Once initially established, a pyroclastic dam's continued longevity remains a balance between its slowly consolidating hardness and toughness, and the amount and velocity of flowing water's erosive capacity to remove it from its outset. Unconsolidated tephra is quickly moved by precipitation and flowing water in drainages, at times creating a lahar. Upstream of the dam this material would rapidly accumulate to fill the lake, and downstream it would tend to erode its slopes and base. The often rapid accumulation of unconsolidated pyroclastic material on steep sideslopes tends to be inherently unstable over time; pyroclastic dams may be emplaced by the landsliding of such material into rivers and streams. Pyroclastic material, given sufficient time to consolidate or 'weld' into hard rock, produce assemblages variously classified as ignimbrites, variously brecciated or agglomerated, along with various types of tuffs and volcanic ash, and are mostly of felsic composition.

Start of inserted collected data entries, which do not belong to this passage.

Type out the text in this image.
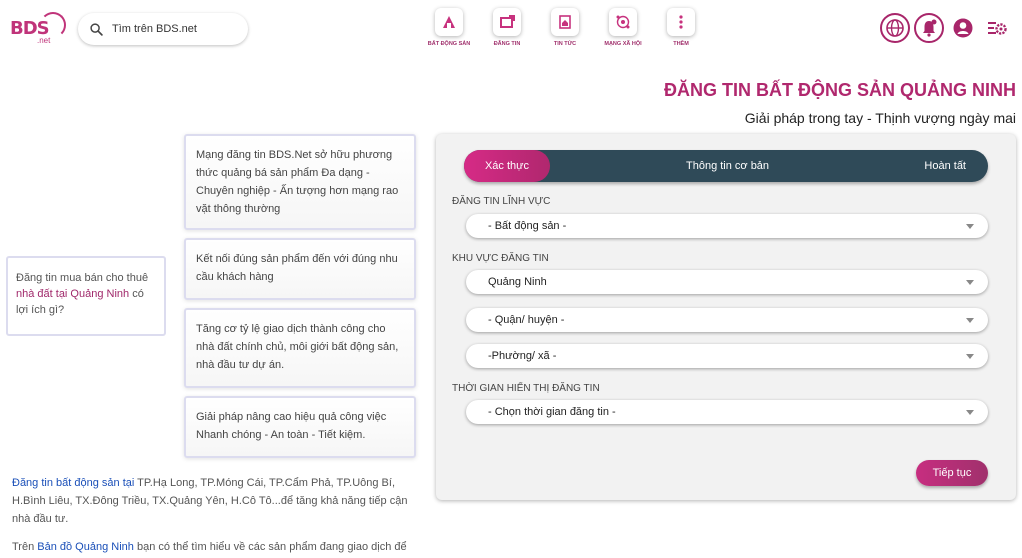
BDS
.net
Tìm trên BDS.net	BẤT ĐỘNG SẢN	ĐĂNG TIN	TIN TỨC	MẠNG XÃ HỘI	THÊM
ĐĂNG TIN BẤT ĐỘNG SẢN QUẢNG NINH
Giải pháp trong tay - Thịnh vượng ngày mai
Đăng tin mua bán cho thuê nhà đất tại Quảng Ninh có lợi ích gì?
Mạng đăng tin BDS.Net sở hữu phương thức quảng bá sản phẩm Đa dạng - Chuyên nghiệp - Ấn tượng hơn mạng rao vặt thông thường
Kết nối đúng sản phẩm đến với đúng nhu cầu khách hàng
Tăng cơ tỷ lệ giao dịch thành công cho nhà đất chính chủ, môi giới bất động sản, nhà đầu tư dự án.
Giải pháp nâng cao hiệu quả công việc Nhanh chóng - An toàn - Tiết kiệm.
Đăng tin bất động sản tại TP.Hạ Long, TP.Móng Cái, TP.Cẩm Phả, TP.Uông Bí, H.Bình Liêu, TX.Đông Triều, TX.Quảng Yên, H.Cô Tô...để tăng khả năng tiếp cận nhà đầu tư.
Trên Bản đồ Quảng Ninh bạn có thể tìm hiểu về các sản phẩm đang giao dịch để
Xác thực	Thông tin cơ bản	Hoàn tất
ĐĂNG TIN LĨNH VỰC
- Bất động sản -
KHU VỰC ĐĂNG TIN
Quảng Ninh
- Quận/ huyện -
-Phường/ xã -
THỜI GIAN HIỂN THỊ ĐĂNG TIN
- Chọn thời gian đăng tin -
Tiếp tục
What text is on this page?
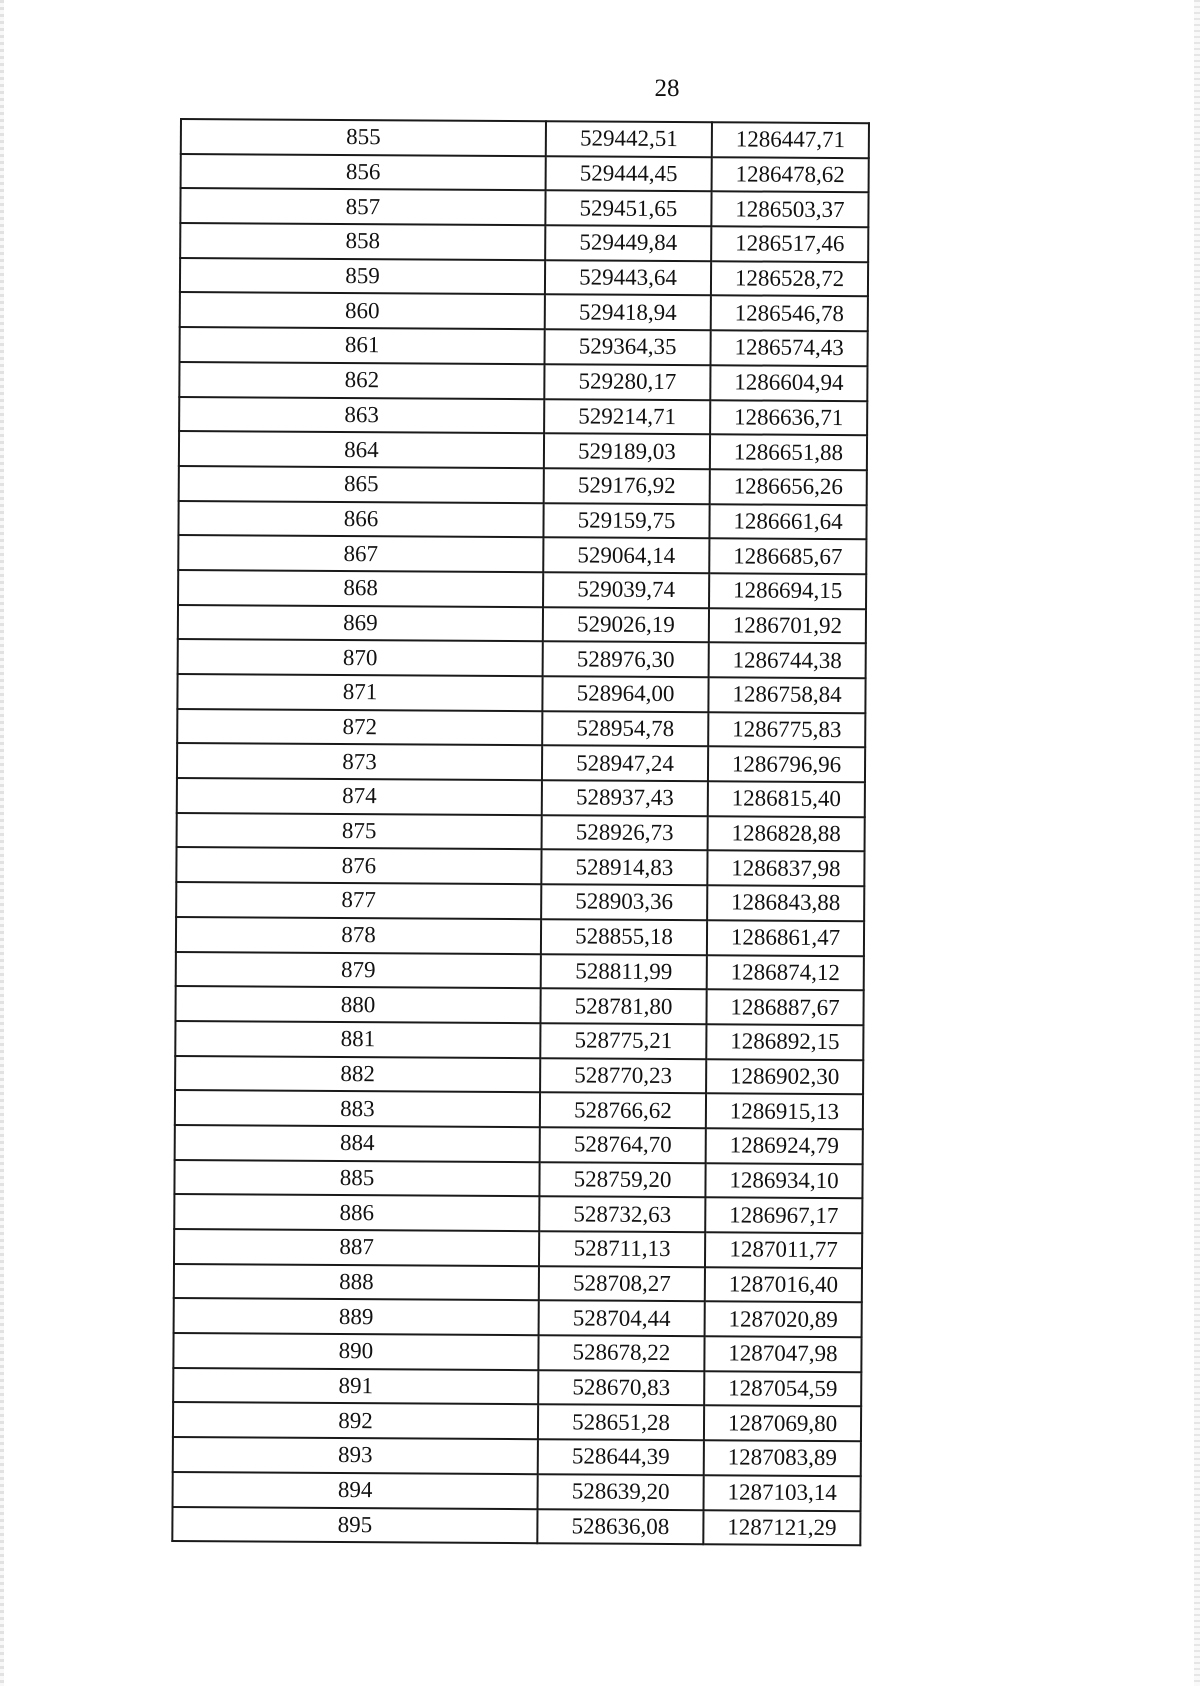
28
855	529442,51	1286447,71
856	529444,45	1286478,62
857	529451,65	1286503,37
858	529449,84	1286517,46
859	529443,64	1286528,72
860	529418,94	1286546,78
861	529364,35	1286574,43
862	529280,17	1286604,94
863	529214,71	1286636,71
864	529189,03	1286651,88
865	529176,92	1286656,26
866	529159,75	1286661,64
867	529064,14	1286685,67
868	529039,74	1286694,15
869	529026,19	1286701,92
870	528976,30	1286744,38
871	528964,00	1286758,84
872	528954,78	1286775,83
873	528947,24	1286796,96
874	528937,43	1286815,40
875	528926,73	1286828,88
876	528914,83	1286837,98
877	528903,36	1286843,88
878	528855,18	1286861,47
879	528811,99	1286874,12
880	528781,80	1286887,67
881	528775,21	1286892,15
882	528770,23	1286902,30
883	528766,62	1286915,13
884	528764,70	1286924,79
885	528759,20	1286934,10
886	528732,63	1286967,17
887	528711,13	1287011,77
888	528708,27	1287016,40
889	528704,44	1287020,89
890	528678,22	1287047,98
891	528670,83	1287054,59
892	528651,28	1287069,80
893	528644,39	1287083,89
894	528639,20	1287103,14
895	528636,08	1287121,29
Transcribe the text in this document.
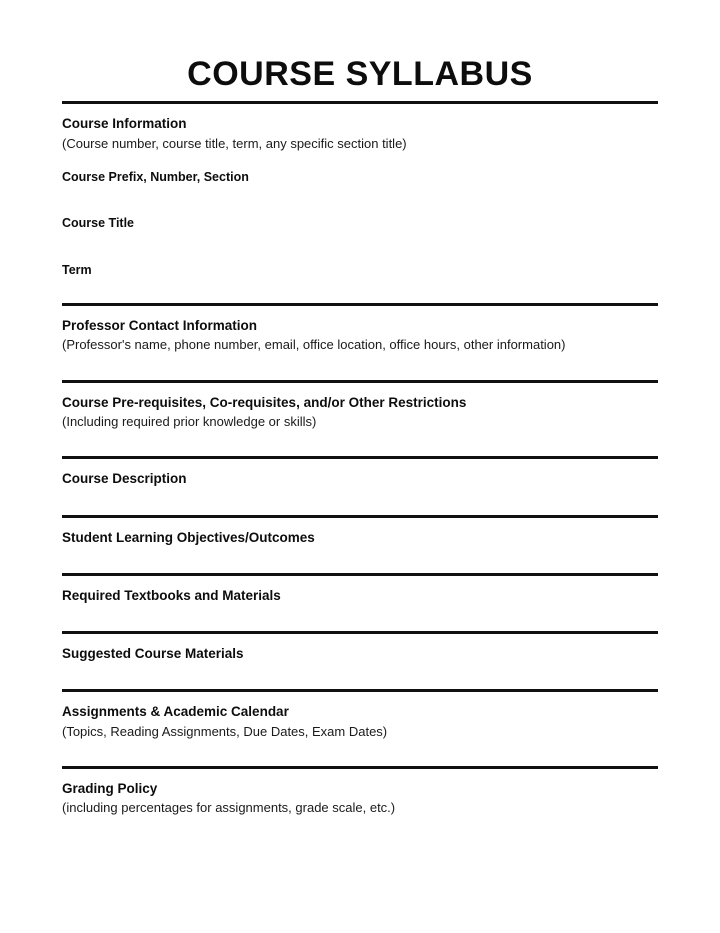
COURSE SYLLABUS

Course Information

(Course number, course title, term, any specific section title)

Course Prefix, Number, Section

Course Title

Term

Professor Contact Information

(Professor's name, phone number, email, office location, office hours, other information)

Course Pre-requisites, Co-requisites, and/or Other Restrictions

(Including required prior knowledge or skills)

Course Description

Student Learning Objectives/Outcomes

Required Textbooks and Materials

Suggested Course Materials

Assignments & Academic Calendar

(Topics, Reading Assignments, Due Dates, Exam Dates)

Grading Policy

(including percentages for assignments, grade scale, etc.)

While evidence of pyroclastic dams occur within the geologic record, they are best known and studied in relation to recent and current volcanic eruptions. Examples world-wide include associations with El Chichon in Mexico, and the Karymsky Volcano in Russia. The caldera lake associated with Taal Volcano, which was previously open to the East China Sea was permanently closed by a pyroclastic dam during the 1749 eruption, and remains in equilibrium at a higher level to this day, while the pyroclastic dam comprising the low rim of crater Lake Nyos in Cameroon is considered less stable.